Two of the 10 rental homes are already occupied and he said three more should be ready by the first week in August.
He plans to have the final five completed by the end of September.
He said the cold this winter, coupled with the wet conditions in the late spring and early summer, slowed progress. He had hoped everything would already be complete by now.
In addition to the 10 rental homes Thomas built, he built four new spec homes on lots purchased from the city, also in Cornerstone.
On Monday, Thomas said all four homes have been sold. One home has already been completed and the new owners have already moved in.
He anticipates those homes will all be finished by mid-October at the latest.
A ribbon-cutting ceremony will be held this fall to recognize the local improvements.
Housing grant app denied
Thomas hoped to build five more rental homes on East 3rd Street with funds applied for through the Nebraska Housing Trust Grant Fund.
However, Thomas said those hopes were dashed Monday when he received word from the Nebraska Department of Economic Development that his application was not funded.

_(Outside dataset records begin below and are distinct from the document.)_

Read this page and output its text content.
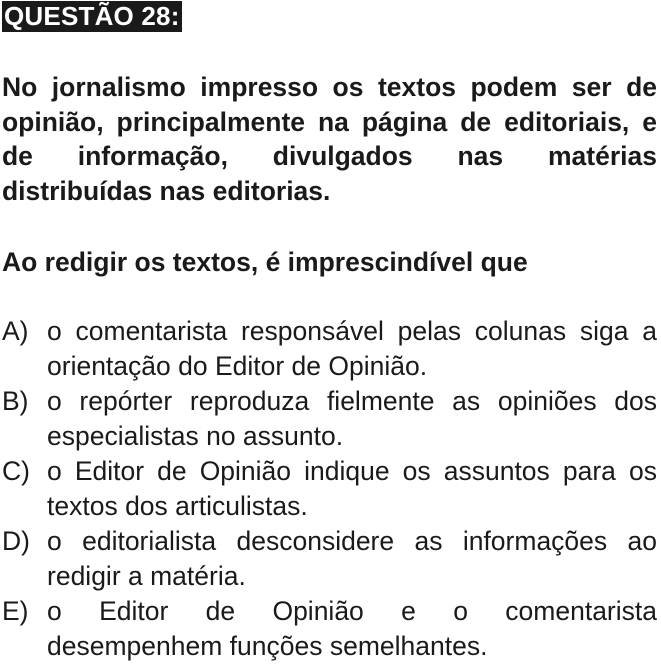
QUESTÃO 28:

No jornalismo impresso os textos podem ser de opinião, principalmente na página de editoriais, e de informação, divulgados nas matérias distribuídas nas editorias.

Ao redigir os textos, é imprescindível que

A) o comentarista responsável pelas colunas siga a orientação do Editor de Opinião.
B) o repórter reproduza fielmente as opiniões dos especialistas no assunto.
C) o Editor de Opinião indique os assuntos para os textos dos articulistas.
D) o editorialista desconsidere as informações ao redigir a matéria.
E) o Editor de Opinião e o comentarista desempenhem funções semelhantes.
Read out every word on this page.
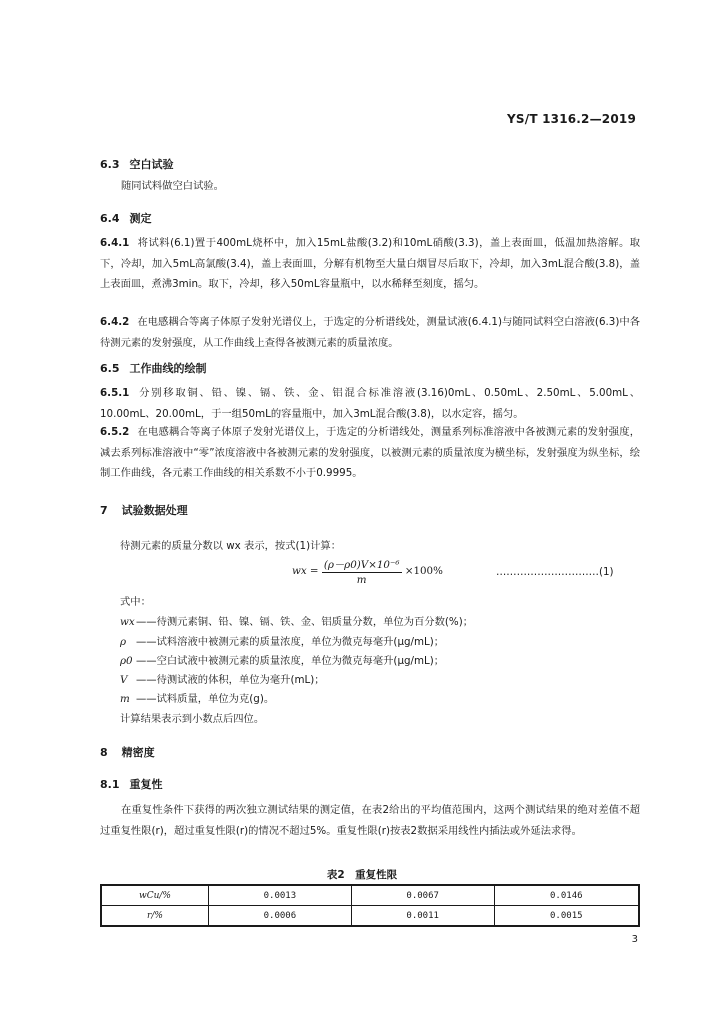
YS/T 1316.2—2019
6.3 空白试验
随同试料做空白试验。
6.4 测定
6.4.1 将试料(6.1)置于400mL烧杯中，加入15mL盐酸(3.2)和10mL硝酸(3.3)，盖上表面皿，低温加热溶解。取下，冷却，加入5mL高氯酸(3.4)，盖上表面皿，分解有机物至大量白烟冒尽后取下，冷却，加入3mL混合酸(3.8)，盖上表面皿，煮沸3min。取下，冷却，移入50mL容量瓶中，以水稀释至刻度，摇匀。
6.4.2 在电感耦合等离子体原子发射光谱仪上，于选定的分析谱线处，测量试液(6.4.1)与随同试料空白溶液(6.3)中各待测元素的发射强度，从工作曲线上查得各被测元素的质量浓度。
6.5 工作曲线的绘制
6.5.1 分别移取铜、铅、镍、镉、铁、金、铝混合标准溶液(3.16)0mL、0.50mL、2.50mL、5.00mL、10.00mL、20.00mL，于一组50mL的容量瓶中，加入3mL混合酸(3.8)，以水定容，摇匀。
6.5.2 在电感耦合等离子体原子发射光谱仪上，于选定的分析谱线处，测量系列标准溶液中各被测元素的发射强度，减去系列标准溶液中“零”浓度溶液中各被测元素的发射强度，以被测元素的质量浓度为横坐标，发射强度为纵坐标，绘制工作曲线，各元素工作曲线的相关系数不小于0.9995。
7 试验数据处理
待测元素的质量分数以 wx 表示，按式(1)计算：
wx = $\frac{\text{(ρ－ρ0)V×10⁻⁶}}{m} \times 100\%$	…………………………(1)
式中：
wx——待测元素铜、铅、镍、镉、铁、金、铝质量分数，单位为百分数(%)；
ρ ——试料溶液中被测元素的质量浓度，单位为微克每毫升(μg/mL)；
ρ0 ——空白试液中被测元素的质量浓度，单位为微克每毫升(μg/mL)；
V ——待测试液的体积，单位为毫升(mL)；
m ——试料质量，单位为克(g)。
计算结果表示到小数点后四位。
8 精密度
8.1 重复性
在重复性条件下获得的两次独立测试结果的测定值，在表2给出的平均值范围内，这两个测试结果的绝对差值不超过重复性限(r)，超过重复性限(r)的情况不超过5%。重复性限(r)按表2数据采用线性内插法或外延法求得。
表2　重复性限
wCu/%	0.0013	0.0067	0.0146
r/%	0.0006	0.0011	0.0015
3
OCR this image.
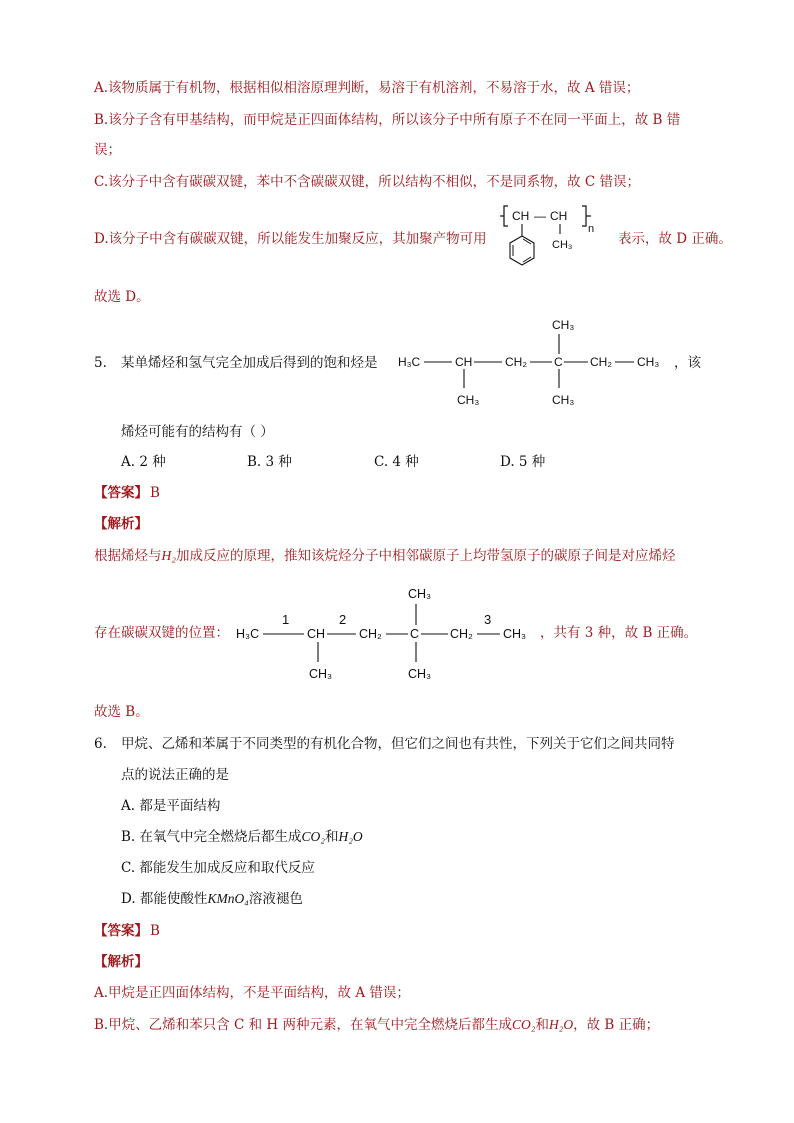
A.该物质属于有机物，根据相似相溶原理判断，易溶于有机溶剂，不易溶于水，故 A 错误；
B.该分子含有甲基结构，而甲烷是正四面体结构，所以该分子中所有原子不在同一平面上，故 B 错
误；
C.该分子中含有碳碳双键，苯中不含碳碳双键，所以结构不相似，不是同系物，故 C 错误；
D.该分子中含有碳碳双键，所以能发生加聚反应，其加聚产物可用
CH — CH
n
CH₃	表示，故 D 正确。
故选 D。
5. 某单烯烃和氢气完全加成后得到的饱和烃是 H₃C	CH	CH₂ C CH₂ CH₃
CH₃
CH₃
CH₃
，该
烯烃可能有的结构有（ ）
A. 2 种	B. 3 种	C. 4 种	D. 5 种
【答案】 B
【解析】
根据烯烃与H₂加成反应的原理，推知该烷烃分子中相邻碳原子上均带氢原子的碳原子间是对应烯烃
存在碳碳双键的位置： H₃C
1
CH
2
CH₂ C CH₂
3
CH₃
CH₃
CH₃
CH₃
，共有 3 种，故 B 正确。
故选 B。
6. 甲烷、乙烯和苯属于不同类型的有机化合物，但它们之间也有共性，下列关于它们之间共同特
点的说法正确的是
A. 都是平面结构
B. 在氧气中完全燃烧后都生成CO₂和H₂O
C. 都能发生加成反应和取代反应
D. 都能使酸性KMnO₄溶液褪色
【答案】 B
【解析】
A.甲烷是正四面体结构，不是平面结构，故 A 错误；
B.甲烷、乙烯和苯只含 C 和 H 两种元素，在氧气中完全燃烧后都生成CO₂和H₂O，故 B 正确；
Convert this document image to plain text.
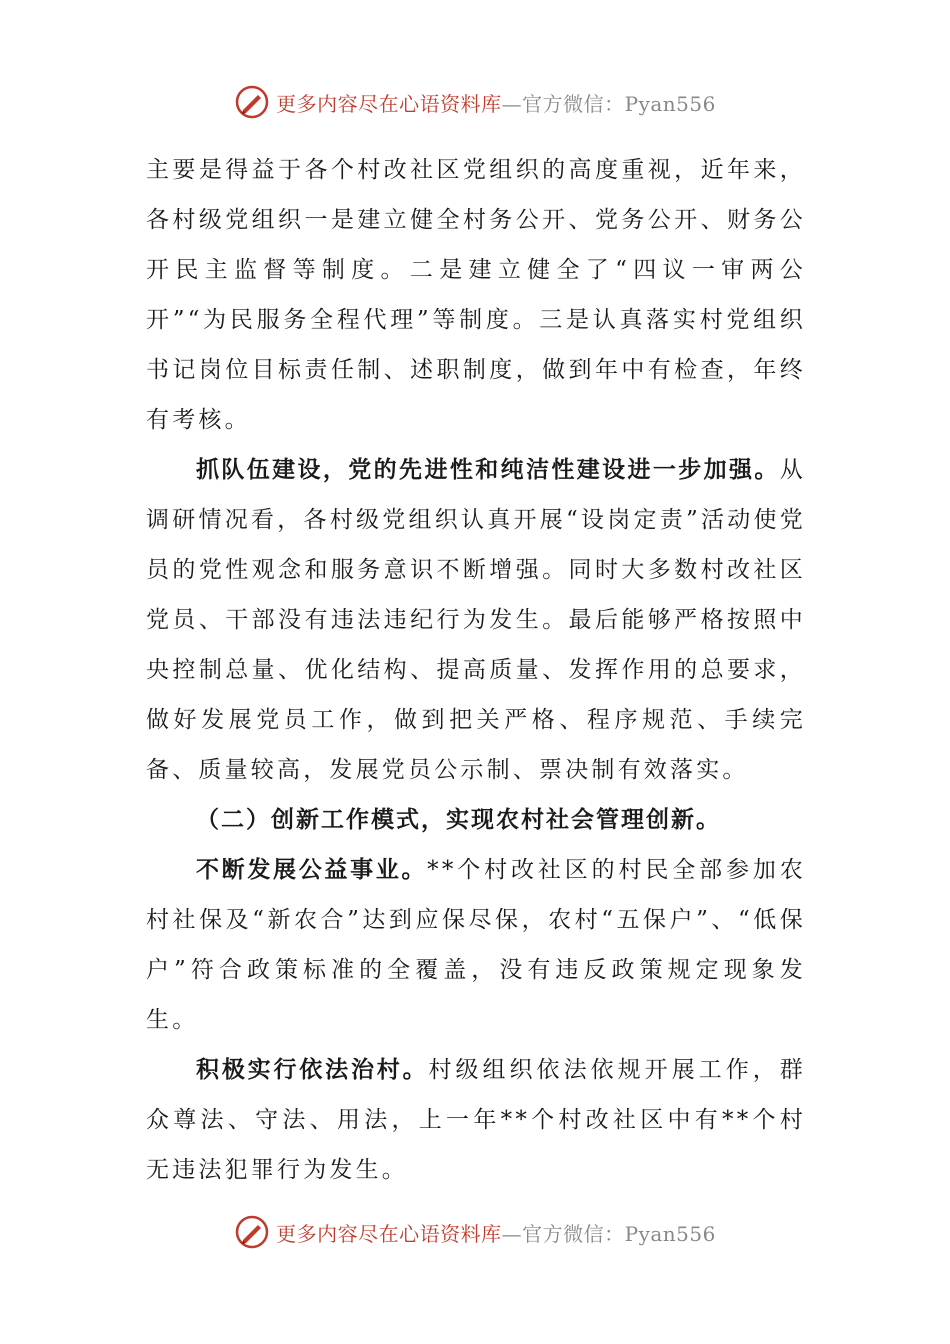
更多内容尽在心语资料库—官方微信：Pyan556

主要是得益于各个村改社区党组织的高度重视，近年来，各村级党组织一是建立健全村务公开、党务公开、财务公开民主监督等制度。二是建立健全了“四议一审两公开”“为民服务全程代理”等制度。三是认真落实村党组织书记岗位目标责任制、述职制度，做到年中有检查，年终有考核。

抓队伍建设，党的先进性和纯洁性建设进一步加强。从调研情况看，各村级党组织认真开展“设岗定责”活动使党员的党性观念和服务意识不断增强。同时大多数村改社区党员、干部没有违法违纪行为发生。最后能够严格按照中央控制总量、优化结构、提高质量、发挥作用的总要求，做好发展党员工作，做到把关严格、程序规范、手续完备、质量较高，发展党员公示制、票决制有效落实。

（二）创新工作模式，实现农村社会管理创新。

不断发展公益事业。**个村改社区的村民全部参加农村社保及“新农合”达到应保尽保，农村“五保户”、“低保户”符合政策标准的全覆盖，没有违反政策规定现象发生。

积极实行依法治村。村级组织依法依规开展工作，群众尊法、守法、用法，上一年**个村改社区中有**个村无违法犯罪行为发生。

更多内容尽在心语资料库—官方微信：Pyan556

He also submitted a similar project in Aurora that was funded. Thomas said it was a case where the 3rd Congressional District only got so much grant money and there were not enough funds for both.
While he was disappointed the grant for Imperial didn’t come through, he doesn’t necessarily plan to give up.
He said he will likely make application for the same funds next year for a project in Imperial.
The one good thing about the delay, both he and City Clerk Jo Leyland said, is that the city will have a better feel on how much sales tax money will be available for further infrastructure.
New legislation exempts farm repair parts from city sales tax. That’s expected to reduce Imperial’s LB 840 city sales tax revenue by at least $80,000 next year.
Sales tax funds are used as the revenue source to back bonds sold to pay for infrastructure and paving improvements in Cornerstone.
Leyland said the city will have a better idea on what to expect sales tax-wise as they consider the extent of improvements to make housing development feasible along 3rd Street there.